O mundo da tecnologia acordou com uma notícia que apanhou muitos entusiastas de surpresa, mas que, se olharmos com atenção, revela muito sobre a estratégia atual da gigante coreana. O Galaxy Z TriFold, o dispositivo que prometia ser o expoente máximo da engenharia de ecrãs dobráveis, foi oficialmente descontinuado pela Samsung. Depois de ter desaparecido num ápice das prateleiras virtuais na Coreia do Sul e nos Estados Unidos, a marca confirmou que o stock esgotou de forma permanente e não haverá novas unidades a caminho. Se estavas a poupar para este dispositivo único, lamento informar-te que o comboio já partiu — e desta vez parece não haver bilhete de volta.
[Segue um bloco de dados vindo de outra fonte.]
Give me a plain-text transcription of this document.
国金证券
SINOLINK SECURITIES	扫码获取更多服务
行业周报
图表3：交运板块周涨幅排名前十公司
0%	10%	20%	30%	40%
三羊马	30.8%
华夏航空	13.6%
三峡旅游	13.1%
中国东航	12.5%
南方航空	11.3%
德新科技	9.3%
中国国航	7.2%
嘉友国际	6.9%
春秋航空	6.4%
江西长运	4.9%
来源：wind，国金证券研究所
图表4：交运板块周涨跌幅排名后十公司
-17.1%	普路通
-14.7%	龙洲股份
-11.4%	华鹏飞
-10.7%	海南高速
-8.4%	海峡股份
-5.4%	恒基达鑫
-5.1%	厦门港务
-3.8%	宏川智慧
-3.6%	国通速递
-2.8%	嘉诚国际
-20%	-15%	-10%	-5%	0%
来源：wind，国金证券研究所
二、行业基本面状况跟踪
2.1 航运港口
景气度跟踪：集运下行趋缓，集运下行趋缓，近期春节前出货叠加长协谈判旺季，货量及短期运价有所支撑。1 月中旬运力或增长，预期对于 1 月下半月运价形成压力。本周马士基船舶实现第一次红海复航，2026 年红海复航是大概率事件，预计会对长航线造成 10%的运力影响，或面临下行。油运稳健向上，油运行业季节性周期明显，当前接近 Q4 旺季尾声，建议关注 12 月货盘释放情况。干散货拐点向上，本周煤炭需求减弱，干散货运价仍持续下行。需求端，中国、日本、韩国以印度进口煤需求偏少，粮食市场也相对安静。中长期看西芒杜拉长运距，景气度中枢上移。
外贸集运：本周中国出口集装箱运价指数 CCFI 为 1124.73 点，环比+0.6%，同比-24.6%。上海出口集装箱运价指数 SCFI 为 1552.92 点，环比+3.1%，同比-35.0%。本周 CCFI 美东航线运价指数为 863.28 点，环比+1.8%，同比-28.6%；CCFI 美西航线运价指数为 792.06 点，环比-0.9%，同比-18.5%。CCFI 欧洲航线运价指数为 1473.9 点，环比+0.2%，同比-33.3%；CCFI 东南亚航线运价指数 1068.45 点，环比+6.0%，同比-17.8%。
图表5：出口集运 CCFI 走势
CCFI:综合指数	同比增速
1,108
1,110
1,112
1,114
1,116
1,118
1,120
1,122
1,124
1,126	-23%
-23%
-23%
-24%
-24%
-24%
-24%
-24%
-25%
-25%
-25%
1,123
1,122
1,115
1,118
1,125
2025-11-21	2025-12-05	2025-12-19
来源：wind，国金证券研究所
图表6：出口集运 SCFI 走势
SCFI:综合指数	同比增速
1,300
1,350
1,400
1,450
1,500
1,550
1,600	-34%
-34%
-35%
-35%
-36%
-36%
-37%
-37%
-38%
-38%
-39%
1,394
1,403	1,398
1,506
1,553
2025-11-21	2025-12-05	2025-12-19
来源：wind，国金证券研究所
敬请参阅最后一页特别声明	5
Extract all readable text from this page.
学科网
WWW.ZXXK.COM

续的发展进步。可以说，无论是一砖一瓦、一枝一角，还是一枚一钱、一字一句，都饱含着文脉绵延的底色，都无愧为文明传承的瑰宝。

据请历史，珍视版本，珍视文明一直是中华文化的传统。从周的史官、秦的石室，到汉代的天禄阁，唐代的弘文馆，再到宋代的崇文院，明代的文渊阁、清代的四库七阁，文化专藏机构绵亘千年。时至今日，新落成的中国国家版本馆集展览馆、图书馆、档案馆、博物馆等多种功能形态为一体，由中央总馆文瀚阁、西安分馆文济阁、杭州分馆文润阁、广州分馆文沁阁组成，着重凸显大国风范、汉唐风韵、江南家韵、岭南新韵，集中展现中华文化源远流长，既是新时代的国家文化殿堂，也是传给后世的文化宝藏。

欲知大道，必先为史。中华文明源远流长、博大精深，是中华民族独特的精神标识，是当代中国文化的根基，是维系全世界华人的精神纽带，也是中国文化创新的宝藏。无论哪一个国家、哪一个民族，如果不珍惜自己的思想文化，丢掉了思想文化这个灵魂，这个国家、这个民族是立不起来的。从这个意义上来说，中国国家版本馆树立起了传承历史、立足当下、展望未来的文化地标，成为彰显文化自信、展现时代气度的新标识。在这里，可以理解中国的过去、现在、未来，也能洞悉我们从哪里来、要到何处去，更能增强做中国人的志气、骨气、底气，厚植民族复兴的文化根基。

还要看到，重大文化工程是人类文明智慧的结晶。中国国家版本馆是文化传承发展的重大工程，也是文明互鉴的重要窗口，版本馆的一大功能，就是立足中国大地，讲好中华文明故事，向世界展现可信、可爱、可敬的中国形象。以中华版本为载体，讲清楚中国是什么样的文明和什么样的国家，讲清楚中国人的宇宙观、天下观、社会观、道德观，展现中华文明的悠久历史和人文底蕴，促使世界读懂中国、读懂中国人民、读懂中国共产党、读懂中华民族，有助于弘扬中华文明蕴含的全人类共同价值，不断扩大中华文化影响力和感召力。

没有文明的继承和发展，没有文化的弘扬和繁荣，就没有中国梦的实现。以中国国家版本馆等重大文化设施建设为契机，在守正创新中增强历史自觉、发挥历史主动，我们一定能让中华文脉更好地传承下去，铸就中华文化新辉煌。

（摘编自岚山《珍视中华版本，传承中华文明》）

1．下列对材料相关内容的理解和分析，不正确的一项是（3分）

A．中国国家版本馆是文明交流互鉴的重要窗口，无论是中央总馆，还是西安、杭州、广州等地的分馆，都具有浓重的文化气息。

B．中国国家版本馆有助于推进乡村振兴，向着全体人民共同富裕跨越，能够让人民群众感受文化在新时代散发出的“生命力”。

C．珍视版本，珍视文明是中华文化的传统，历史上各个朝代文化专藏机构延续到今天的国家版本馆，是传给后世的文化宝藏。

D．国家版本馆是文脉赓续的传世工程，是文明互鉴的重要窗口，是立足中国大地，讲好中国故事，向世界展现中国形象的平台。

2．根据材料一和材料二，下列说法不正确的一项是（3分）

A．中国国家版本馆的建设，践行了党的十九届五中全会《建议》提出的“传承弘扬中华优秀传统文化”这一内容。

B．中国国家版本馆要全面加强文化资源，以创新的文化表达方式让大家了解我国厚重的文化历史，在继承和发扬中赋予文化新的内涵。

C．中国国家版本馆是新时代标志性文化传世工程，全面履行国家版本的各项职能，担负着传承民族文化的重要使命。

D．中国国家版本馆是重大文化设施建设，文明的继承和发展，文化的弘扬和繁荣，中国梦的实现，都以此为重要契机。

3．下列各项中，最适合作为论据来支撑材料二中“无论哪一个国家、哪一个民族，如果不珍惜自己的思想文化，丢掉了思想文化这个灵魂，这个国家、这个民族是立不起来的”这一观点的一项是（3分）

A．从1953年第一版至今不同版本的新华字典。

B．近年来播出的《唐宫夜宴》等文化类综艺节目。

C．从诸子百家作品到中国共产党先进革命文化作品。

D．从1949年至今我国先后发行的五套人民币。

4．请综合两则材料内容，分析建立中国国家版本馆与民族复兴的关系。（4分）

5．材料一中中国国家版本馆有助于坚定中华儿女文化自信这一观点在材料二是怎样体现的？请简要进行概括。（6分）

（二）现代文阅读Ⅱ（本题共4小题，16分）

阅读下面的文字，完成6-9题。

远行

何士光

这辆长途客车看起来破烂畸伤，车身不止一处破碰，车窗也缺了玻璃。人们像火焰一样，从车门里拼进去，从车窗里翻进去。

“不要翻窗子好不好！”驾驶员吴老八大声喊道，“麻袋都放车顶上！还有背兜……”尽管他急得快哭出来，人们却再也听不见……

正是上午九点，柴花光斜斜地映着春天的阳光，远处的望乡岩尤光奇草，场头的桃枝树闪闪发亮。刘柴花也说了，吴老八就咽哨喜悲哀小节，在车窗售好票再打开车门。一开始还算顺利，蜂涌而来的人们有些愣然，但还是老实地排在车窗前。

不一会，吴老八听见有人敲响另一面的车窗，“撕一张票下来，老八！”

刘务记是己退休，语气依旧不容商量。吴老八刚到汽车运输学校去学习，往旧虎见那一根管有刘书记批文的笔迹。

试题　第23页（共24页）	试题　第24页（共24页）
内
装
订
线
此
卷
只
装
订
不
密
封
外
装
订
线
A jornada do Galaxy Z TriFold foi tão intensa quanto breve. O dispositivo, que se diferenciava por um sistema de dobragem tripla e duas dobradiças distintas, nunca foi pensado para ser um sucesso de massas como o Galaxy Z Fold7 ou o Galaxy S26 Ultra. A Samsung tratou-o sempre como um projeto experimental de tiragem muito limitada, quase como um protótipo funcional colocado nas mãos de quem estivesse disposto a pagar o preço da exclusividade.

O histórico de vendas mostra que a procura superou largamente a oferta controlada pela marca:
- Lançamento na Coreia do Sul: Esgotou em tempo recorde assim que as primeiras unidades ficaram disponíveis.
- Mercado Norte-Americano: A Samsung manteve pequenos lotes à venda, mas a última reposição, ocorrida a 10 de abril, desapareceu em minutos.
- Preço e Exclusividade: Na China, o dispositivo chegou a custar cerca de 19 999 Yuan (aproximadamente 2600 euros), competindo diretamente com propostas como o Huawei Mate XT.
As razões por trás da decisão radical
Podes perguntar-te por que razão uma empresa deixaria de vender um produto que esgota instantaneamente. A resposta reside na complexidade. O Galaxy Z TriFold é uma peça de engenharia incrivelmente difícil de fabricar em escala. Com dois pontos de articulação no ecrã, o risco de falhas mecânicas e o custo de produção do processador e dos painéis flexíveis tornam a sua rentabilidade questionável para uma produção em massa.
Ao descontinuar o modelo agora, a Samsung protege a sua imagem de marca, evitando problemas de durabilidade a longo prazo num dispositivo que ainda estava em fase de “teste real”. Além disso, foca os seus recursos naquilo que realmente vende: os modelos dobráveis convencionais que já provaram a sua resistência no dia a dia.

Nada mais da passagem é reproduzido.